Uma das primeiras coisas que o forasteiro aprende na Austrália é o chamado “aussie salute” ou saudação australiana: um vigoroso espantar de mosca em frente ao rosto. Como um aperto de mão, é quase um boas-vindas a uma terra onde moscas não faltam – em casa, na praia, no restaurante, no meio do outback, lá estão elas. Dizem que já foi muito pior e, por questões sanitárias, lá pelos idos de 1950 era ilegal fazer refeições ao ar livre. Se hoje os australianos tem uma vibrante cultura outdoors, é graças a outro inseto, o besouro rola-bosta. Mas a origem do problema está em ainda outro animal, essencial para um bom churrasco australiano: a vaca.
Antes do início da colonização europeia em fins do século XVIII, o continente não conhecia gado. Havia moscas, sim, mas seus números eram pequenos, pois dependiam dos excrementos da fauna nativa – cangurus, wallabies, emus – para reproduzir. Os primeiros colonos trouxeram algumas vacas e um par de bois e, a partir de então, foi a festa para as moscas. Hoje há 27 milhões de cabeças de gado no país. Estima-se que cada vez que uma delas evacua – em média 10 vezes por dia –, proporciona material para que nasçam pelo menos 3 mil moscas. Se todas elas sobrevivessem, comporiam um batalhão de bilhões de moscas, renovável em uma questão de dias.
Os besouros rola-bosta enrolam pequenos pedaços de esterco até formar uma bolinha, que depois enterram para que as fêmeas ponham seus ovos – as larvas nascem ali e se alimentam do esterco.
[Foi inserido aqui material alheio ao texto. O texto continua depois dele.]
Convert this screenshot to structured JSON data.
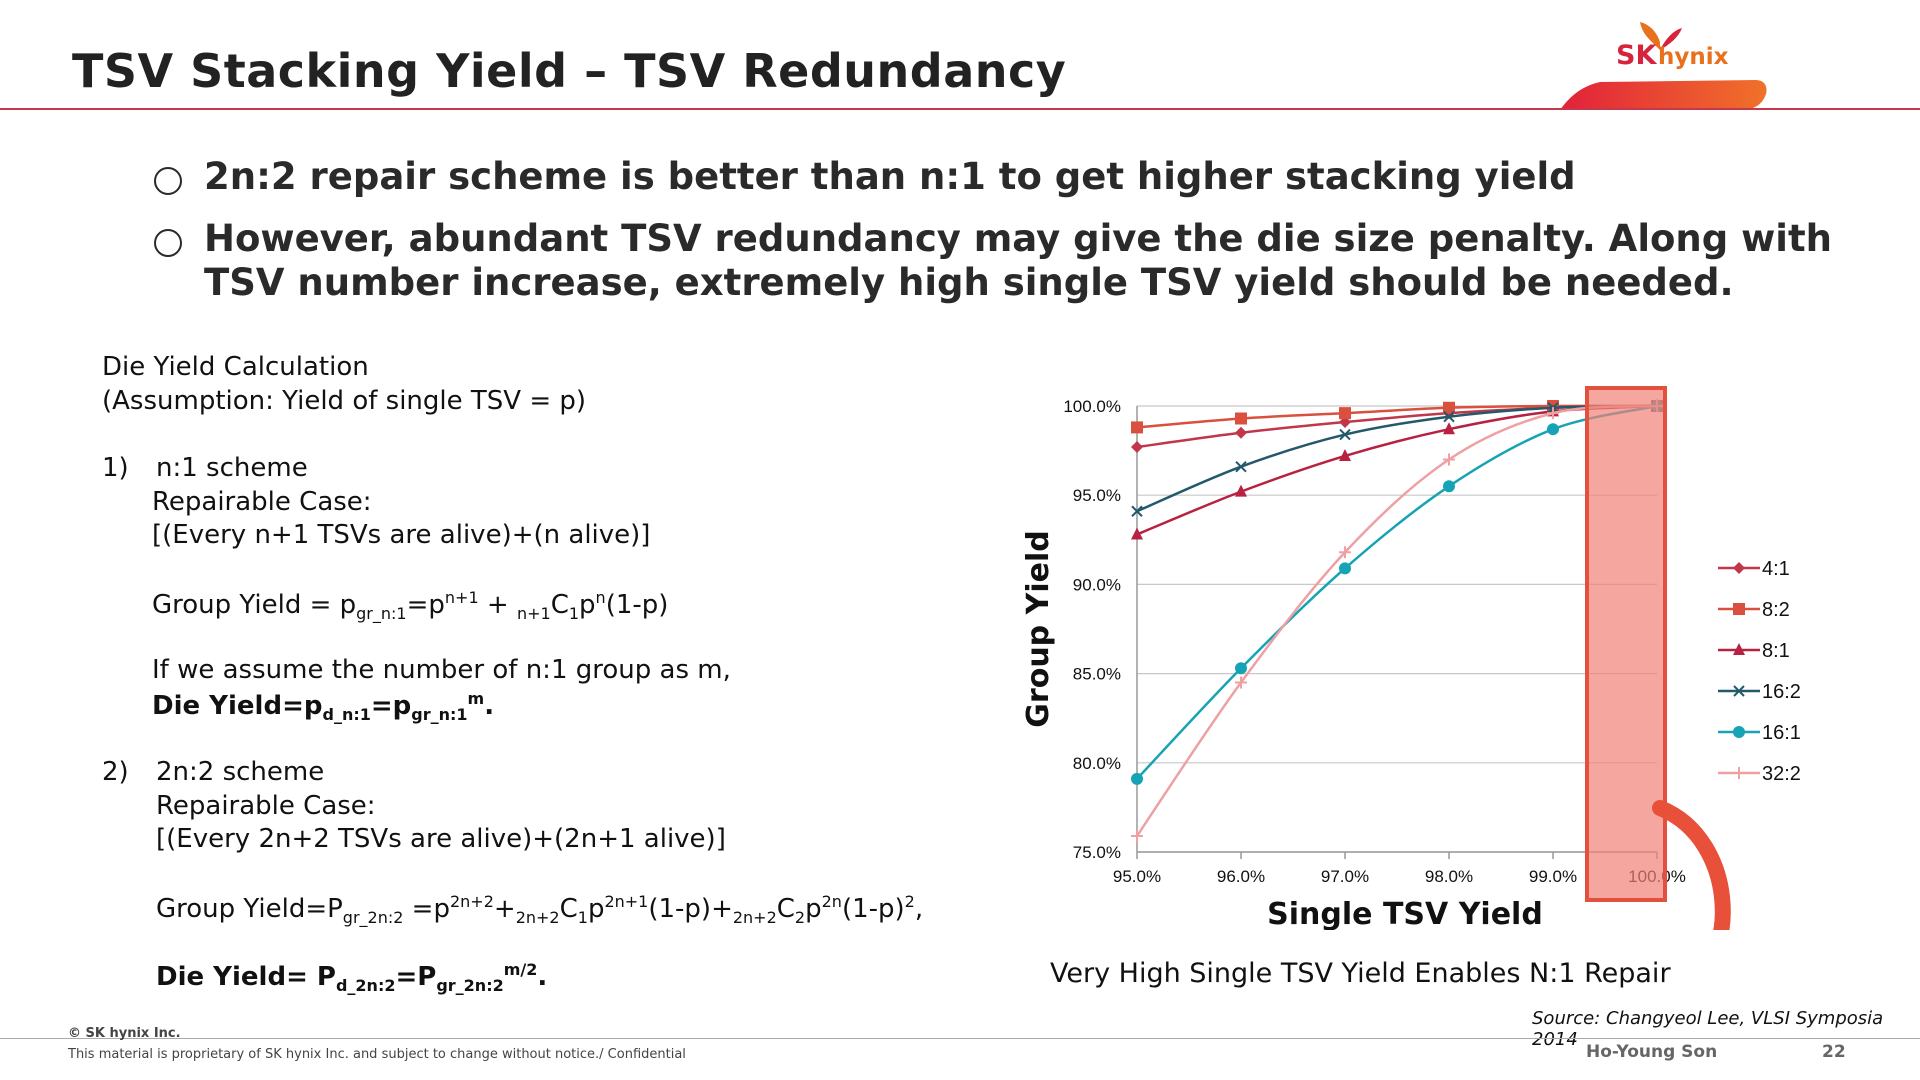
{
  "slide": {
    "title": "TSV Stacking Yield – TSV Redundancy",
    "logo": {
      "sk": "SK",
      "hynix": "hynix"
    },
    "bullets": [
      "2n:2 repair scheme is better than n:1 to get higher stacking yield",
      "However, abundant TSV redundancy may give the die size penalty. Along with TSV number increase, extremely high single TSV yield should be needed."
    ]
  },
  "calc": {
    "heading": "Die Yield Calculation",
    "assumption": "(Assumption: Yield of single TSV = p)",
    "s1_num": "1)",
    "s1_title": "n:1 scheme",
    "s1_case": "Repairable Case:",
    "s1_case_desc": "[(Every n+1 TSVs are alive)+(n alive)]",
    "s1_group_label": "Group Yield = p",
    "s1_m_line": "If we assume the number of n:1 group as m,",
    "s2_num": "2)",
    "s2_title": "2n:2 scheme",
    "s2_case": "Repairable Case:",
    "s2_case_desc": "[(Every 2n+2 TSVs are alive)+(2n+1 alive)]",
    "s2_group_label": "Group Yield=P"
  },
  "chart_data": {
    "type": "line",
    "xlabel": "Single TSV Yield",
    "ylabel": "Group Yield",
    "x": [
      95.0,
      96.0,
      97.0,
      98.0,
      99.0,
      100.0
    ],
    "x_tick_labels": [
      "95.0%",
      "96.0%",
      "97.0%",
      "98.0%",
      "99.0%",
      "100.0%"
    ],
    "ylim": [
      75.0,
      100.0
    ],
    "y_tick_labels": [
      "100.0%",
      "95.0%",
      "90.0%",
      "85.0%",
      "80.0%",
      "75.0%"
    ],
    "y_ticks": [
      100,
      95,
      90,
      85,
      80,
      75
    ],
    "grid": true,
    "legend": "right",
    "series": [
      {
        "name": "4:1",
        "color": "#c0364a",
        "marker": "diamond",
        "values": [
          97.7,
          98.5,
          99.1,
          99.6,
          99.9,
          100.0
        ]
      },
      {
        "name": "8:2",
        "color": "#d9503e",
        "marker": "square",
        "values": [
          98.8,
          99.3,
          99.6,
          99.9,
          100.0,
          100.0
        ]
      },
      {
        "name": "8:1",
        "color": "#b82242",
        "marker": "triangle",
        "values": [
          92.8,
          95.2,
          97.2,
          98.7,
          99.7,
          100.0
        ]
      },
      {
        "name": "16:2",
        "color": "#24596b",
        "marker": "x",
        "values": [
          94.1,
          96.6,
          98.4,
          99.4,
          99.9,
          100.0
        ]
      },
      {
        "name": "16:1",
        "color": "#16a3b5",
        "marker": "circle",
        "values": [
          79.1,
          85.3,
          90.9,
          95.5,
          98.7,
          100.0
        ]
      },
      {
        "name": "32:2",
        "color": "#eea0a3",
        "marker": "plus",
        "values": [
          75.9,
          84.5,
          91.8,
          97.0,
          99.6,
          100.0
        ]
      }
    ],
    "highlight_x": 100.0,
    "highlight_color": "#f08076"
  },
  "caption": "Very High Single TSV Yield Enables N:1 Repair",
  "source": "Source: Changyeol Lee, VLSI Symposia 2014",
  "footer": {
    "copyright": "© SK hynix Inc.",
    "proprietary": "This material is proprietary of SK hynix Inc. and subject to change without notice./ Confidential",
    "author": "Ho-Young Son",
    "page": "22"
  }
}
Além de desaparecer com o material onde as moscas colocariam seus ovos, o besouro limpa a pastagem e melhora a qualidade e a estrutura do solo ao reciclar nutrientes – com o efeito colateral de reduzir o uso de fertilizantes. Com tanto gado e nenhum besouro adaptado para o trabalho – as espécies nativas co-evoluíram com marsupiais e não conseguem utilizar o excremento do gado para fazer seu serviço – a Austrália teve de importar.
O entomologista George Bornemissza, da Commonwealth Scientific and Industrial Research Organisation (CSIRO), foi responsável por um projeto que, de 1969 a 1984, introduziu mais de 50 espécies de besouros. Para evitar que se tornassem pestes – como tantas outras espécies exóticas na Austrália –, Bornemissza estabeleceu estações de pesquisa na África e em outros lugares para escolher as espécies que melhor se adaptariam às condições australianas. Hoje, os pecuaristas podem comprar besouros para espalhar em suas pastagens e controlar os números de bush flies que pegam carona nos ventos quentes até as cidades, e de buffalo flies, mosca que se alimenta do sangue do gado. Em 1989, o Brasil também importou o besouro rola-bosta.
No Egito antigo, o besouro era associado ao deus do Sol, Khepri, a quem se creditava o movimento do sol como uma bola de fogo para cima do horizonte e ao longo do céu até o anoitecer. Hoje o inseto não é mais visto como sagrado, mas pecuaristas, exportadores e processadores de carne australianos, assim como todos nós na cidade que podemos aproveitar nossos convescotes quase sem moscas, deveríamos reverenciá-lo.